Smith: The whole idea is that later on we’ll be able to have logical slots instead of physical slots. We’ll be able to have multiple devices per port; we’ll use a port a lot like the way you have slots in Apple II. But one of the other advantages that Steve didn’t mention is that you don’t have to change the memory map of the computer. Andy and Larry Kenyon worked on the system and the driver software and things like that. They said, well, gee whiz, on the Apple II you keep having the rug sort of changed on you; someone plugs in a new card or, worse yet, on other micros people are plugging in different software and different hardware, and it’s hard to keep track.
Atkinson: You get into incompatible combinations; you just can’t use this card with that card.
Jobs: The other thing about the hardware is that when Apple II was designed, a microcomputer system cost a lot of money to build. I mean, to get a microprocessor and RAM [random-access read/write memory] and ROM might have cost $50, $60. You obviously wanted to share that among the peripherals, which is what the Apple II did, what any slotted system generally does. Now you can buy a microprocessor and RAM and ROM in a single-chip micro for about $4. So giving each of the off-board peripherals its own little microprocessor system is adding $5 to the cost of the peripheral. And the cost for providing them with the bandwidth that’s needed for most of the peripherals that are not on this board is very low. Add a $5 bill to the peripheral, put a single-chip micro in it, and then talk serially, rather than have every single user pay an extra few hundred dollars for the price of the slots that may never get used. Atkinson: One way to look at the bandwidth thing is real simple: if there are 128K bytes, that’s an eighth of a megabyte. There’s 1 megabit in the machine, so the worst transfer you could think of, transferring the entire contents of the machine, takes one second. You transfer the entire contents of the Mac through that serial port in one second.
BYTE: What are the serial connectors?
Jobs: There are two connectors, DB9s…
Atkinson: They’re tricky. They can run anything from 300 baud on up; you can use them as RS-232C or RS-422A.
Jobs: Are you familiar with RS-422A?
BYTE: Just that it’s a high-speed serial standard.
Smith: You can do point-to-point communications at very high speeds with Mac without having to add, for example, a fancy transmitter/receiver thing.

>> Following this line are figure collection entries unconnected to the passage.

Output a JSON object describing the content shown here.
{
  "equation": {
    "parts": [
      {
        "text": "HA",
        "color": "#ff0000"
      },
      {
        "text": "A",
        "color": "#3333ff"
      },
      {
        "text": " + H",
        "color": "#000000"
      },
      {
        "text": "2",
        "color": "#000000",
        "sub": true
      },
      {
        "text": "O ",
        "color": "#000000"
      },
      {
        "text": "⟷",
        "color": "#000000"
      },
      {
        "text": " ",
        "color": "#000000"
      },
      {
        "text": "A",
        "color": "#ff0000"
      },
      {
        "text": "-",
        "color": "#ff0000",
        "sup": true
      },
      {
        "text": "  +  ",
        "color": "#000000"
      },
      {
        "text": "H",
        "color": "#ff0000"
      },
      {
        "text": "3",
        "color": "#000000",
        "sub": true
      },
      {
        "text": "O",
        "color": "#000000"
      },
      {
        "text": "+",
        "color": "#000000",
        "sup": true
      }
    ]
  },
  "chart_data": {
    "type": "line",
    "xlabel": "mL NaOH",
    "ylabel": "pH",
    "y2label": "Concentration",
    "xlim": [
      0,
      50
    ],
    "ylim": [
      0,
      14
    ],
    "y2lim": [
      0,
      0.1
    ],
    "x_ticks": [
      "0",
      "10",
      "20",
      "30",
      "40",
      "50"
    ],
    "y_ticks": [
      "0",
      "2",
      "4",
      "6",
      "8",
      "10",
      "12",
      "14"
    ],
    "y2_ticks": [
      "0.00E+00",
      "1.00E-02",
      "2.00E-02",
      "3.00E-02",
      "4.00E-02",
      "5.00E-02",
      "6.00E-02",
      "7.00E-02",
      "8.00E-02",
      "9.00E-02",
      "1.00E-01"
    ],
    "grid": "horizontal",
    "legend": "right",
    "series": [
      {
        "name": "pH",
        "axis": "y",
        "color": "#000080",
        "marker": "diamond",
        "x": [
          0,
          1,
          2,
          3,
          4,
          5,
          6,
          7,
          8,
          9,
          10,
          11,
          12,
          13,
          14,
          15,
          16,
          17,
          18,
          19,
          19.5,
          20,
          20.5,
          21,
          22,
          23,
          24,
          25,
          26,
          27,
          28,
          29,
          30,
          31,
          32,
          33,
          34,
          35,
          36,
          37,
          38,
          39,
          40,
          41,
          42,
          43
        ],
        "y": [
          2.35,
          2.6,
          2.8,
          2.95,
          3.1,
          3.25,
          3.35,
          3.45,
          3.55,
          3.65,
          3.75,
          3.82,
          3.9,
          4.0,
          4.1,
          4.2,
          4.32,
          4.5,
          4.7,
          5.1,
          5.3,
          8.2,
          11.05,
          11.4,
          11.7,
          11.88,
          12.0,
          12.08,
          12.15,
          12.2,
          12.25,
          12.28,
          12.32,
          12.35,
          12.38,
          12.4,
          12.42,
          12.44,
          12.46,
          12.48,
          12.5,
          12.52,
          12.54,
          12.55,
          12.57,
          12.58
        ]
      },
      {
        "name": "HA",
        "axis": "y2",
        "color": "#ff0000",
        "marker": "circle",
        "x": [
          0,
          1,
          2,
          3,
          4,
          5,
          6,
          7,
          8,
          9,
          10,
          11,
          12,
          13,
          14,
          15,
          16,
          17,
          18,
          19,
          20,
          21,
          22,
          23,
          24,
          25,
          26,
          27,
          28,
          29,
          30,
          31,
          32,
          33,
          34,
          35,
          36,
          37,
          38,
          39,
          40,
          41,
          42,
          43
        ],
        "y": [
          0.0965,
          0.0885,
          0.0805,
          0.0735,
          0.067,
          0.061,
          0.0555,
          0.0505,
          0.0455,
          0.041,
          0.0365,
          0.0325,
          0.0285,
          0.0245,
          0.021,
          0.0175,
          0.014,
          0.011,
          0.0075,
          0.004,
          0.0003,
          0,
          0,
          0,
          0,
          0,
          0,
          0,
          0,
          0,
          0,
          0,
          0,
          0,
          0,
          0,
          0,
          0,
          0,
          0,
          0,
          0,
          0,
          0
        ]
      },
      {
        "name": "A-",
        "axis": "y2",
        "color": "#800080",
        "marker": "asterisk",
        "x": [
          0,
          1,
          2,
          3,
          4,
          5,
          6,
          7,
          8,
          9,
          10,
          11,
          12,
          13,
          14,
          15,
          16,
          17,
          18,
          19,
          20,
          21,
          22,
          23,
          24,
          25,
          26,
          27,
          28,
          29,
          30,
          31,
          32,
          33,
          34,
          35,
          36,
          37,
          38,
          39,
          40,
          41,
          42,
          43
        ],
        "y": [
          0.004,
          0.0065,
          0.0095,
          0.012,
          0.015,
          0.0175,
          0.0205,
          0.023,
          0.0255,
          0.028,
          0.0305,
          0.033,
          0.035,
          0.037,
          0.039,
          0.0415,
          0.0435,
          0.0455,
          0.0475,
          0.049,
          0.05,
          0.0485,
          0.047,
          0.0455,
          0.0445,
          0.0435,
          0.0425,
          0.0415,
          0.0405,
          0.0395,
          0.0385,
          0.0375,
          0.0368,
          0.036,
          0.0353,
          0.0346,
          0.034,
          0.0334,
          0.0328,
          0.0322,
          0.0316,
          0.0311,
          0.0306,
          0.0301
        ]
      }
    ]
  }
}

We realize RS-232C is an important thing. It’s sort of the industry standard, and a lot of stuff talks that way, but we wanted to allow something a little more whizzy. It turns out that RS-232C was created before the concept of a bidirectional pin was invented, which hampers it with things like not knowing the sex of devices and terminals… .It gets confused as to whether they’re computers or not. We wanted Mac to talk to those devices. We wanted to provide for the future so that, for example, if I ever get a spare moment, I can go back into the lab and make video digitizers and hard-disk interfaces and things like that. When we want the bandwidth, it will be there for the applications that we need to support.